Vascularite urticarienne hypocomplémentémique: à propos d´un cas et revue de la littérature
El Houcine El Idrissi, Naoufal Assoufi
Corresponding author: El Houcine El Idrissi, Service de Médecine Interne, Hôpital Militaire Oued Eddahab, Agadir, Maroc
Received: 20 Jan 2024 - Accepted: 19 Mar 2024 - Published: 24 May 2024
Domain: Internal medicine
Keywords: Urticaire, vascularite, complément, anticorps anti-C1q, cas clinique
©El Houcine El Idrissi et al. PAMJ Clinical Medicine (ISSN: 2707-2797). This is an Open Access article distributed under the terms of the Creative Commons Attribution International 4.0 License (https://creativecommons.org/licenses/by/4.0/), which permits unrestricted use, distribution, and reproduction in any medium, provided the original work is properly cited.
Cite this article: El Houcine El Idrissi et al. Vascularite urticarienne hypocomplémentémique: à propos d´un cas et revue de la littérature. PAMJ Clinical Medicine. 2024;15:9. [doi: 10.11604/pamj-cm.2024.15.9.42731]
Available online at: https://www.clinical-medicine.panafrican-med-journal.com//content/article/15/9/full
Case report
Vascularite urticarienne hypocomplémentémique: à propos d´un cas et revue de la littérature
Vascularite urticarienne hypocomplémentémique: à propos d'un cas et revue de la littérature
Hypocomplementemic urticarial vasculitis syndrome (HUVS): a literature review and a case study
&Auteur correspondant
La vascularite urticarienne hypocomplémentémique (VUH) est une vascularite systémique des petits vaisseaux associant une urticaire récidivante, une hypo-complémentémie et la présence d'anticorps anti-C1q du complément.
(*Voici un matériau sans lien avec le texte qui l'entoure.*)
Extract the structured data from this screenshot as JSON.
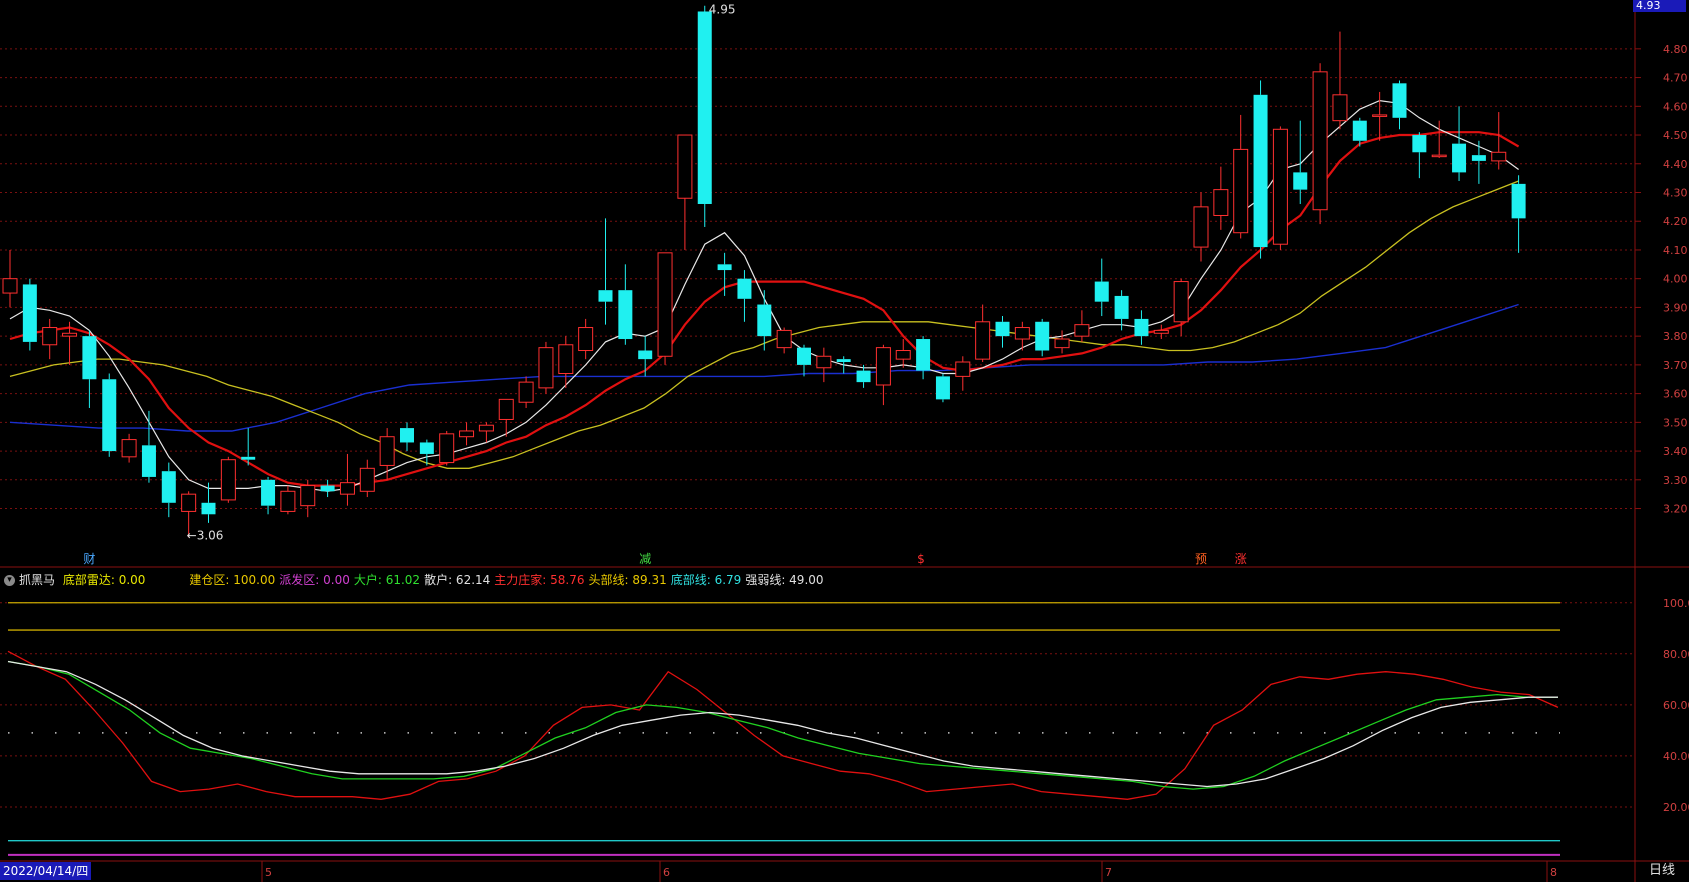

Nous rapportons un cas de VUH avec des manifestations articulaires, abdominales et oculaires. Nous rapportons le cas d'une patiente âgée de 23 ans, suivie pour un asthme depuis l'âge de 2 ans, admise dans notre service pour des poussées récurrentes d'une urticaire généralisée associée à une polyarthralgie inflammatoire, des douleurs abdominales et des signes de conjonctivite. La biologie avait montré un syndrome inflammatoire, la présence de l'anticorps anti-C1q sans baisse du complément sérique et des anticorps antinucléaires négatifs. La biopsie cutanée a objectivé un dépôt de C1q sans lésions vascularitiques. La patiente a été traitée par colchicine et hydroxychloroquine avec une évolution favorable. La VUH de McDuffie est une affection rare. L'anticorps anti C1q est un élément évocateur de la maladie mais n'est pas spécifique et le complément sérique n'est pas toujours consommé.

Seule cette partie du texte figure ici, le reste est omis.